DIRITTO PENALE

False dichiarazioni nella richiesta del reddito di cittadinanza: condanna confermata

22 Febbraio 2021

Cassazione penale

Il reato di truffa commessa al fine di ottenere il reddito di cittadinanza sussiste in caso di false indicazioni od omissioni di informazioni, anche parziali, dei dati di fatto riportati nell’autodichiarazione, indipendentemente dall’accertamento dell’effettiva sussistenza delle condizioni per l’ammissione al beneficio.

Il GIP del Tribunale di Nocera Inferiore disponeva il sequestro preventivo di somme di denaro, beni immobili e mobili nella disponibilità di un soggetto indagato per il reato di truffa commessa al fine di ottenere il c.d. reddito di cittadinanza. A seguito della conferma della misura da parte del Tribunale di Salerno, l’indagato ha proposto ricorso per cassazione sostenendo l’insussistenza del dolo in quanto avrebbe comunque avuto diritto al benefico anche includendo nella dichiarazione ISEE le informazioni omesse.

La Corte ricorda che il delitto di cui all’art. 7, d.l. n. 4/2019, conv. con modificazioni nella l. n. 26/2019, risulta integrato in caso di false indicazioni od omissioni di informazioni dovute, anche parziali, dei dati di fatto riportati nell’autodichiarazione finalizzata all’ottenimento del reddito di cittadinanza, a prescindere dall’effettiva sussistenza delle condizioni per accedere al beneficio. Nello specifico la norma citata al comma 1 prevede che «salvo che il fatto costituisca più grave reato, chiunque, al fine di ottenere indebitamente il beneficio di cui all’art. 3, rende o utilizza dichiarazioni o documenti falsi o attestanti cose non vere, ovvero omette informazioni dovute, è punito con la reclusione da due a sei anni»; al comma 2, si legge invece che «l’omessa comunicazione delle variazioni del reddito o del patrimonio, anche se provenienti da attività irregolari, nonché di altre informazioni dovute e rilevanti ai fini della revoca o della riduzione del beneficio entro i termini di cui all’art. 3, comma 8, ultimo periodo, commi 9 e 11, è punita con la reclusione da uno a tre anni».
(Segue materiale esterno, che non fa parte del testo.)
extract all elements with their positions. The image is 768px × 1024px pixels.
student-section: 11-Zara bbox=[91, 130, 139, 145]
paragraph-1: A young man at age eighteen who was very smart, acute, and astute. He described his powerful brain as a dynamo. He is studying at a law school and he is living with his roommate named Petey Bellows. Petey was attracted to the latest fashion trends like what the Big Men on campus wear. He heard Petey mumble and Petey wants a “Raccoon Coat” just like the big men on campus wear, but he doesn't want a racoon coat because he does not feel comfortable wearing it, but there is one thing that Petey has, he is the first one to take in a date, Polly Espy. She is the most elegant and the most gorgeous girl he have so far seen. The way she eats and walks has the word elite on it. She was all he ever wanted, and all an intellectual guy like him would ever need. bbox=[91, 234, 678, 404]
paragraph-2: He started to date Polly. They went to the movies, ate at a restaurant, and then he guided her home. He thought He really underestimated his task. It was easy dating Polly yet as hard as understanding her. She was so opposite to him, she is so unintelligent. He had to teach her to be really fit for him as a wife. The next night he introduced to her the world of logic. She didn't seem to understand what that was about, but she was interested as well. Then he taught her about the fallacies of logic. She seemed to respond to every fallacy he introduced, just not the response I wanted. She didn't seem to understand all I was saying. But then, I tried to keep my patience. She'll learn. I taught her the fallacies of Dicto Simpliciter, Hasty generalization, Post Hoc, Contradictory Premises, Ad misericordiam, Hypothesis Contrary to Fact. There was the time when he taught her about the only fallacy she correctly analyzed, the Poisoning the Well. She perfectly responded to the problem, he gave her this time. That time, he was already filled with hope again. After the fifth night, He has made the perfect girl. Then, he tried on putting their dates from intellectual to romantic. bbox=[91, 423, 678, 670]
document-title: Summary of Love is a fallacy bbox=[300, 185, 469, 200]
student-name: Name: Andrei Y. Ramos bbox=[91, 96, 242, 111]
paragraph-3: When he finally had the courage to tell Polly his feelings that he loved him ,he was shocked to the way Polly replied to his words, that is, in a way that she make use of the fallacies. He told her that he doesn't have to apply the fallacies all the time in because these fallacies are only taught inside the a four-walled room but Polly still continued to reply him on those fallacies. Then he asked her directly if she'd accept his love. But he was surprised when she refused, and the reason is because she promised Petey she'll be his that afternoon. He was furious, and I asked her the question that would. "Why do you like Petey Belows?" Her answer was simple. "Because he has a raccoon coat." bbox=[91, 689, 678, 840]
Si tratta di reati di condotta e di pericolo, in quanto relativi a condotte dirette a tutelare l’amministrazione contro mendaci e omissioni circa l’effettiva situazione patrimoniale e reddituale da parte dei soggetti che intendono accedere o già hanno acceduto al reddito di cittadinanza. In definitiva «tale essendo la ratio delle due fattispecie incriminatrici della d.l. n. 4/2019, art. 7, deve ritenersi che le stesse trovino applicazione indipendentemente dall’accertamento dell’effettiva sussistenza delle condizioni per l’ammissione al beneficio e, in particolare, del superamento delle soglie di legge».
In conclusione, avendo la Corte territoriale correttamente applicato tali principi, il ricorso viene rigettato con la condanna del ricorrente al pagamento delle spese processuali.